Cass-Koopmans Model: Setting up the "Planning Problem"

Hello! I have troubles following the setup in Cass-Koopmans Model - Planning Problem. In particular:

  • why are \mu_t are required to be non-negative and what’s their interpretation?
  • why are \beta^t multiplied by \mu_t \left(F(K_t,1) + (1-\delta) K_t- C_t - K_{t+1} \right) in Lagrangian? Isn’t it a utility discount factor? How can it interact with the allocation constraint?
  • why do we get a min-max problem, i.e. what’s the reason for minimizing the Lagrangian with respect to \vec{\mu}?

Thank you!

(edit)

  • And a further question: what’s the interpretation of requiring K_{T+1} = 0? Could not we have the boundary to be K_{T+1} = K_{T} (or something similar) to not force the capital be used up at the end of planning period?

Hi artemsolod,

I might rearrange the order of your questions to follow the logic I used.

why do we get a min-max problem, i.e. what’s the reason for minimizing the Lagrangian with respect to \vec{\mu}?

This min-max problem that aims to reflect the feasibility constraint C_t + K_{t+1} \leq F(K_t,N_t) + (1-\delta) K_t \quad \text{for all } t \in \{0, 1, \ldots, T\}. \mathcal{L}(\vec{C} ,\vec{K} ,\vec{\mu} ) = \sum_{t=0}^T \beta^t\left\{ u(C_t)+ \mu_t \left(F(K_t,1) + (1-\delta) K_t- C_t - K_{t+1} \right)\right\} is constructed to find the optimal allocation {\vec{C},\vec{K}} that maximizes the Lagrangian, while at the same time finding the \vec{μ} ​ that minimizes this maximum value to enforce the constraint we have (everything on the right of the inequality).

why are \mu_t are required to be non-negative and what’s their interpretation?

The multipliers capture the rate of the change in the solution to the constraint maximization problem as the constraint changes. Here, μ_t essentially measures the shadow price or the marginal utility of constraint being relaxed marginally at time t. Therefore, it makes economic sense that it should be non-negative.
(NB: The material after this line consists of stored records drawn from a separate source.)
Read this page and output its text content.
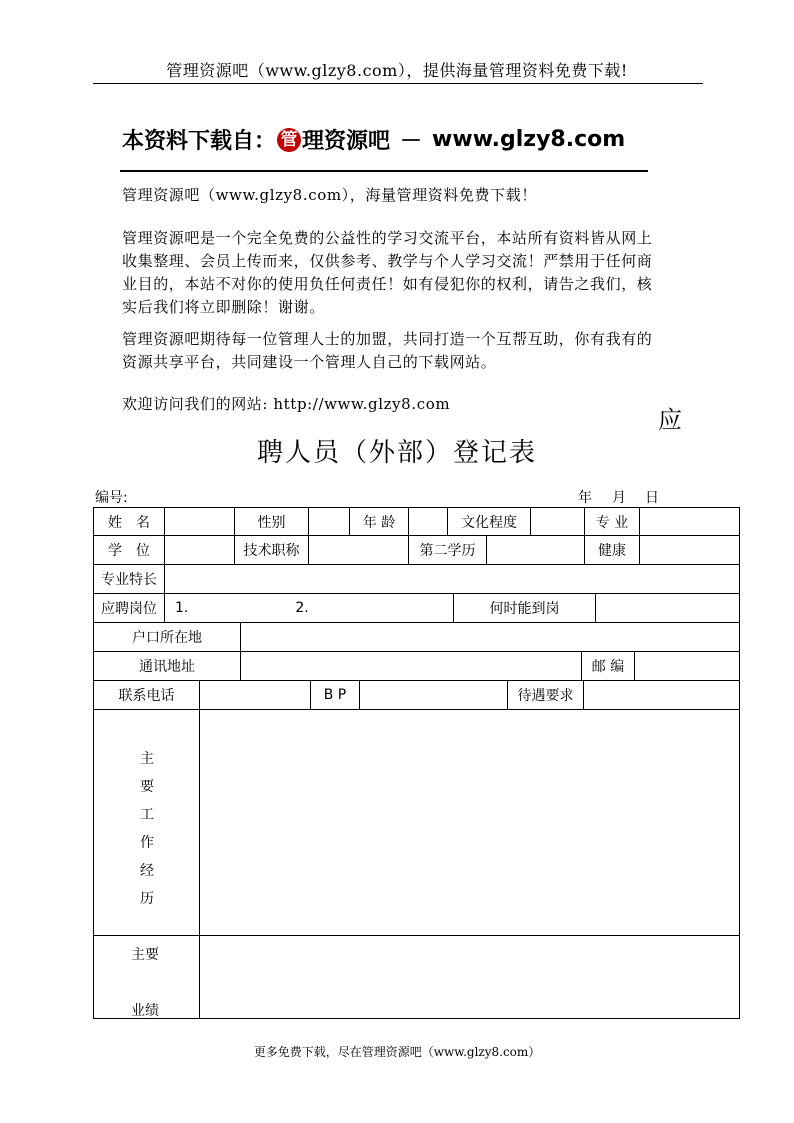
管理资源吧（www.glzy8.com），提供海量管理资料免费下载!
本资料下载自： 管 理资源吧 － www.glzy8.com
管理资源吧（www.glzy8.com），海量管理资料免费下载！
管理资源吧是一个完全免费的公益性的学习交流平台，本站所有资料皆从网上收集整理、会员上传而来，仅供参考、教学与个人学习交流！严禁用于任何商业目的，本站不对你的使用负任何责任！如有侵犯你的权利，请告之我们，核实后我们将立即删除！谢谢。
管理资源吧期待每一位管理人士的加盟，共同打造一个互帮互助，你有我有的资源共享平台，共同建设一个管理人自己的下载网站。
欢迎访问我们的网站: http://www.glzy8.com
应
聘人员（外部）登记表
编号:	年 月 日
姓　名	性别	年 龄	文化程度	专 业
学　位	技术职称	第二学历	健康
专业特长
应聘岗位	1.	2.	何时能到岗
户口所在地
通讯地址	邮 编
联系电话	B P	待遇要求
主
要
工
作
经
历
主要
业绩
更多免费下载，尽在管理资源吧（www.glzy8.com）
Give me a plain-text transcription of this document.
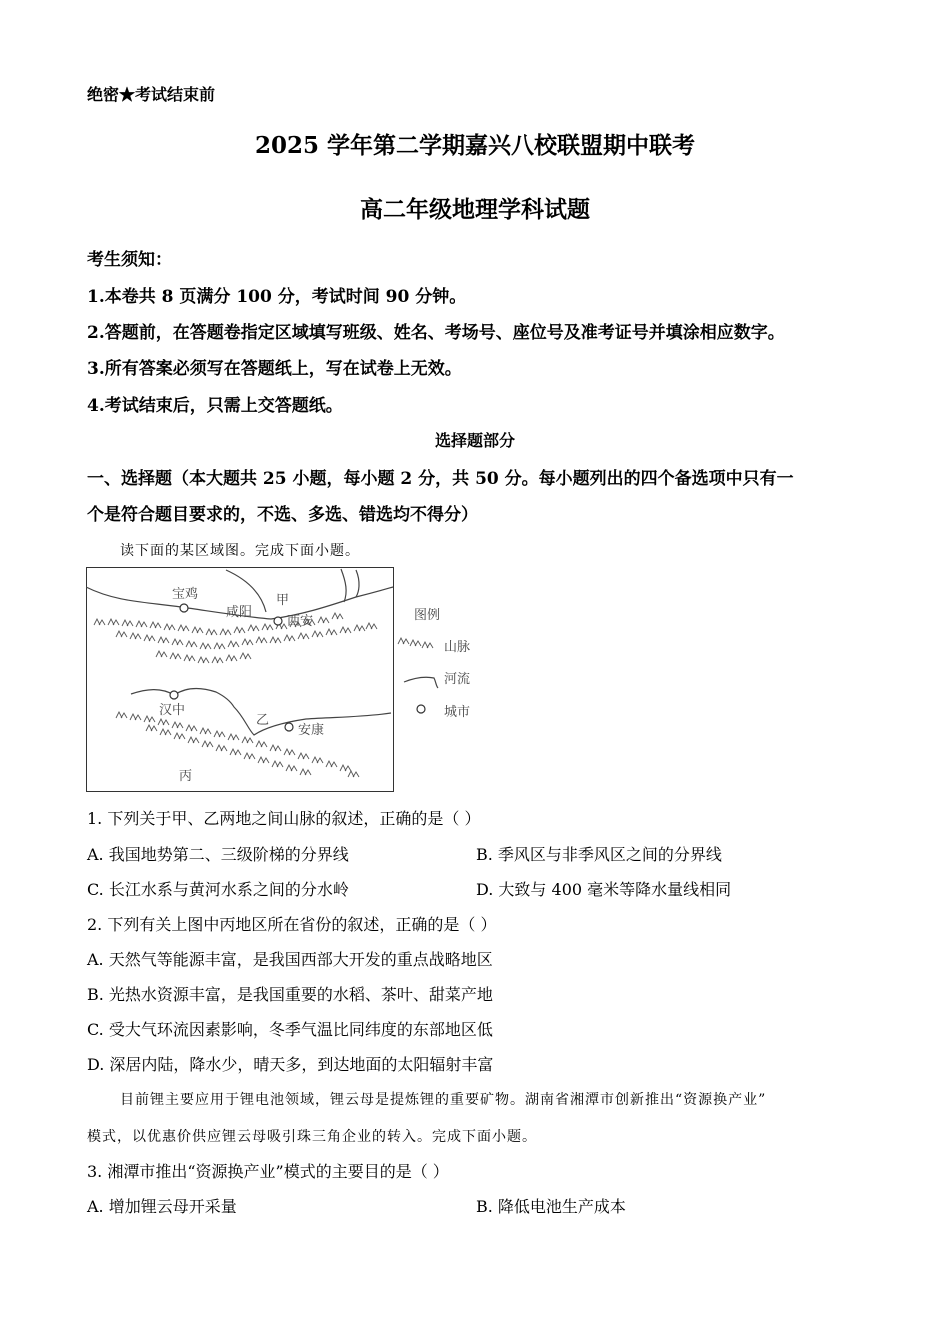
绝密★考试结束前
2025 学年第二学期嘉兴八校联盟期中联考
高二年级地理学科试题
考生须知：
1.本卷共 8 页满分 100 分，考试时间 90 分钟。
2.答题前，在答题卷指定区域填写班级、姓名、考场号、座位号及准考证号并填涂相应数字。
3.所有答案必须写在答题纸上，写在试卷上无效。
4.考试结束后，只需上交答题纸。
选择题部分
一、选择题（本大题共 25 小题，每小题 2 分，共 50 分。每小题列出的四个备选项中只有一
个是符合题目要求的，不选、多选、错选均不得分）
读下面的某区域图。完成下面小题。
宝鸡
咸阳
甲
西安
汉中
乙
安康
丙
图例
山脉
河流
城市
1. 下列关于甲、乙两地之间山脉的叙述，正确的是（ ）
A. 我国地势第二、三级阶梯的分界线	B. 季风区与非季风区之间的分界线
C. 长江水系与黄河水系之间的分水岭	D. 大致与 400 毫米等降水量线相同
2. 下列有关上图中丙地区所在省份的叙述，正确的是（ ）
A. 天然气等能源丰富，是我国西部大开发的重点战略地区
B. 光热水资源丰富，是我国重要的水稻、茶叶、甜菜产地
C. 受大气环流因素影响，冬季气温比同纬度的东部地区低
D. 深居内陆，降水少，晴天多，到达地面的太阳辐射丰富
目前锂主要应用于锂电池领域，锂云母是提炼锂的重要矿物。湖南省湘潭市创新推出“资源换产业”
模式，以优惠价供应锂云母吸引珠三角企业的转入。完成下面小题。
3. 湘潭市推出“资源换产业”模式的主要目的是（ ）
A. 增加锂云母开采量	B. 降低电池生产成本
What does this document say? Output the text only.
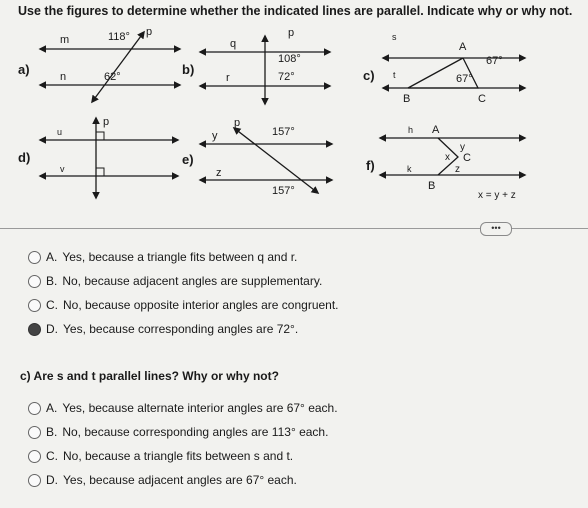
Use the figures to determine whether the indicated lines are parallel. Indicate why or why not.
m
n
p
118°
62°
q
r
p
108°
72°
s
t
A
B	C
67°
67°
u
v
p
y
z
p
157°
157°
h
k
A
B
C
x
y
z
x = y + z
a)	b)	c)
d)	e)	f)
•••
A. Yes, because a triangle fits between q and r.
B. No, because adjacent angles are supplementary.
C. No, because opposite interior angles are congruent.
D. Yes, because corresponding angles are 72°.
c) Are s and t parallel lines? Why or why not?
A. Yes, because alternate interior angles are 67° each.
B. No, because corresponding angles are 113° each.
C. No, because a triangle fits between s and t.
D. Yes, because adjacent angles are 67° each.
In terms of the math, the dual feasibility condition of KKT enforces the \mu_t to be non-negative.

why are \beta^t multiplied by \mu_t \left(F(K_t,1) + (1-\delta) K_t- C_t - K_{t+1} \right) in Lagrangian? Isn’t it a utility discount factor? How can it interact with the allocation constraint?

Yes, it is a utility discounting factor. It is there because we want to find the optimal allocation over a finite time horizon T.
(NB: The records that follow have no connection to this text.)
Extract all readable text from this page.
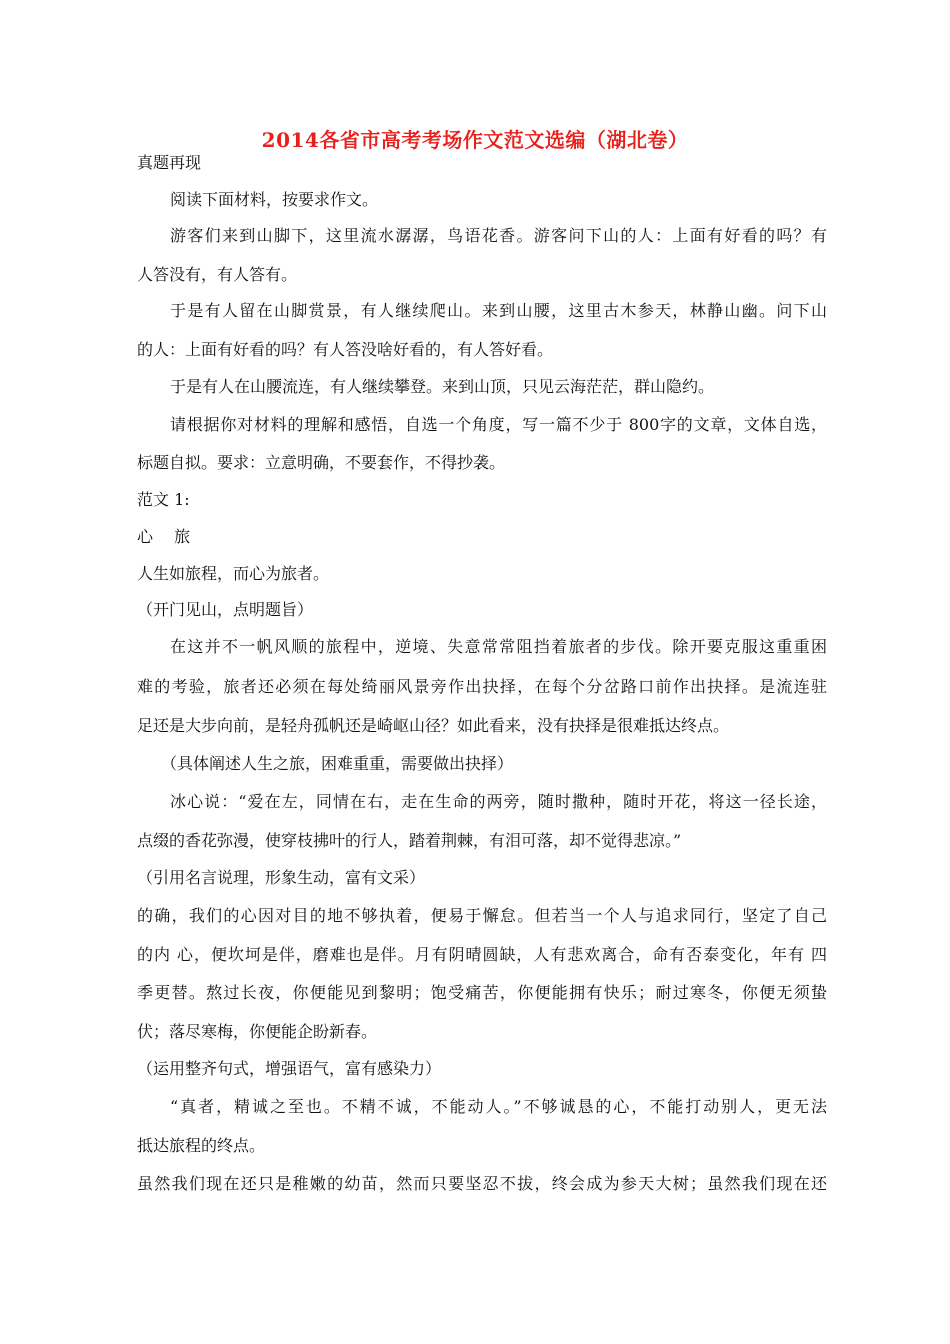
2014各省市高考考场作文范文选编（湖北卷）
真题再现
阅读下面材料，按要求作文。
游客们来到山脚下，这里流水潺潺，鸟语花香。游客问下山的人：上面有好看的吗？有
人答没有，有人答有。
于是有人留在山脚赏景，有人继续爬山。来到山腰，这里古木参天，林静山幽。问下山
的人：上面有好看的吗？有人答没啥好看的，有人答好看。
于是有人在山腰流连，有人继续攀登。来到山顶，只见云海茫茫，群山隐约。
请根据你对材料的理解和感悟，自选一个角度，写一篇不少于 800字的文章，文体自选，
标题自拟。要求：立意明确，不要套作，不得抄袭。
范文 1:
心　 旅
人生如旅程，而心为旅者。
（开门见山，点明题旨）
在这并不一帆风顺的旅程中，逆境、失意常常阻挡着旅者的步伐。除开要克服这重重困
难的考验，旅者还必须在每处绮丽风景旁作出抉择，在每个分岔路口前作出抉择。是流连驻
足还是大步向前，是轻舟孤帆还是崎岖山径？如此看来，没有抉择是很难抵达终点。
（具体阐述人生之旅，困难重重，需要做出抉择）
冰心说：“爱在左，同情在右，走在生命的两旁，随时撒种，随时开花，将这一径长途，
点缀的香花弥漫，使穿枝拂叶的行人，踏着荆棘，有泪可落，却不觉得悲凉。”
（引用名言说理，形象生动，富有文采）
的确，我们的心因对目的地不够执着，便易于懈怠。但若当一个人与追求同行，坚定了自己
的内 心，便坎坷是伴，磨难也是伴。月有阴晴圆缺，人有悲欢离合，命有否泰变化，年有 四
季更替。熬过长夜，你便能见到黎明；饱受痛苦，你便能拥有快乐；耐过寒冬，你便无须蛰
伏；落尽寒梅，你便能企盼新春。
（运用整齐句式，增强语气，富有感染力）
“真者，精诚之至也。不精不诚，不能动人。”不够诚恳的心，不能打动别人，更无法
抵达旅程的终点。
虽然我们现在还只是稚嫩的幼苗，然而只要坚忍不拔，终会成为参天大树；虽然我们现在还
what’s the interpretation of requiring K_{T+1} = 0?

I assume that you are referring to the section on the shooting algorithm. It is derived from the slackness condition of KKT in (41.13).
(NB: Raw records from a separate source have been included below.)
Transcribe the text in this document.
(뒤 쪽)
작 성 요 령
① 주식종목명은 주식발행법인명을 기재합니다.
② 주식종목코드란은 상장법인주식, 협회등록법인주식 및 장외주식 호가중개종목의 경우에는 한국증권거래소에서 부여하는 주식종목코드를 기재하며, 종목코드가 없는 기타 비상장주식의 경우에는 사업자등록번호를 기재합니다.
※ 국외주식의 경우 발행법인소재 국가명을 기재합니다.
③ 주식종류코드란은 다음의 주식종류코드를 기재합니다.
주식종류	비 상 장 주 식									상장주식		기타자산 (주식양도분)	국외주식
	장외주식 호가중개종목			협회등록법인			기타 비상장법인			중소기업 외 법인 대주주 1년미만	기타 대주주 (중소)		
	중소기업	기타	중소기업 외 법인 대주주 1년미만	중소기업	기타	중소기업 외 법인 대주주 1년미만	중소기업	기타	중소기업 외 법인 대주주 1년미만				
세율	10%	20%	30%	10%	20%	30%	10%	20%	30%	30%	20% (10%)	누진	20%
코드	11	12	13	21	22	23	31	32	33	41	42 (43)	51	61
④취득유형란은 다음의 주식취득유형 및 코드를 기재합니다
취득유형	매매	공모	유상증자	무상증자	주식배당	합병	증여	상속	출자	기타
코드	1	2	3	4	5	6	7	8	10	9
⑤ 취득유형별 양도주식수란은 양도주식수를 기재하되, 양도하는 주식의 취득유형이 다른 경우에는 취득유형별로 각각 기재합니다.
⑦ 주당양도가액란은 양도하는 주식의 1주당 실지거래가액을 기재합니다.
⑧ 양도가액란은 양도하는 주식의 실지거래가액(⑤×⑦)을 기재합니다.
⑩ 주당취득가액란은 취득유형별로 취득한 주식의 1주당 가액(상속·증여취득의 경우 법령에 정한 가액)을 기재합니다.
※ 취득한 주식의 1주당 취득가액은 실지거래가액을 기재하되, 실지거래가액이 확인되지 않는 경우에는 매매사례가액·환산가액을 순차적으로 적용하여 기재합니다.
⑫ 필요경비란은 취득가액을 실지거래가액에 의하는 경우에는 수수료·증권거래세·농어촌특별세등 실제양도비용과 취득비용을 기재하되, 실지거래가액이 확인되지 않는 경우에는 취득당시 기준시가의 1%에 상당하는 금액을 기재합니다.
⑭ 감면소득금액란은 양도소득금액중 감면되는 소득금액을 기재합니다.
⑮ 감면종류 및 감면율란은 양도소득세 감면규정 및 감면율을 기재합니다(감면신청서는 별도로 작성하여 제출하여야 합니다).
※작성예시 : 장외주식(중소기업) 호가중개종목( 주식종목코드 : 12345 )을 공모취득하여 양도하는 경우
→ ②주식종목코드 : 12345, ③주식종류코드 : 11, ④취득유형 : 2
Please feel free to post more, and happy to discuss further.

1 Like

I can only post two links in one post, so I migrated some links here : )

I think most of your questions are related to KKT. Read more about it here and a simpler example can be found here).

Hope these answers help.

Thank you so much for your answer! I have looked into KKT a little more and have some follow up questions:

  • Section 41.3.2 is titled “First-order necessary conditions” however it appears to be solving using just Lagrange multipliers and simply setting derivative wrt \mu to 0 (41.11). As for the KKT conditions wouldn’t those be:
    \nabla U(\vec{C}) - \sum_{t=0}^T \mu_t \nabla \left(F(K_t,1) + (1-\delta) K_t- C_t - K_{t+1} \right) = \vec{0}
    plus corresponding feasibility and slackness conditions? With those we do not immediately get capital constraint transforming into equality which to me makes sense as in principle we could have had optimal \vec{C} and \vec{K} inside the constraint region and not on the boundary.

  • Opposite point on a higher level note: why do we plan both \vec{C} and \vec{K}? There appears to be no 3rd option for output to go (like burn it down). Even if there is, we can judge by monotonicity of the utility function that it would be strictly better to consume and, hence, get a (simpler?) problem that has equality constraint on capital and simple dynamic on consumption (i.e. output - investment).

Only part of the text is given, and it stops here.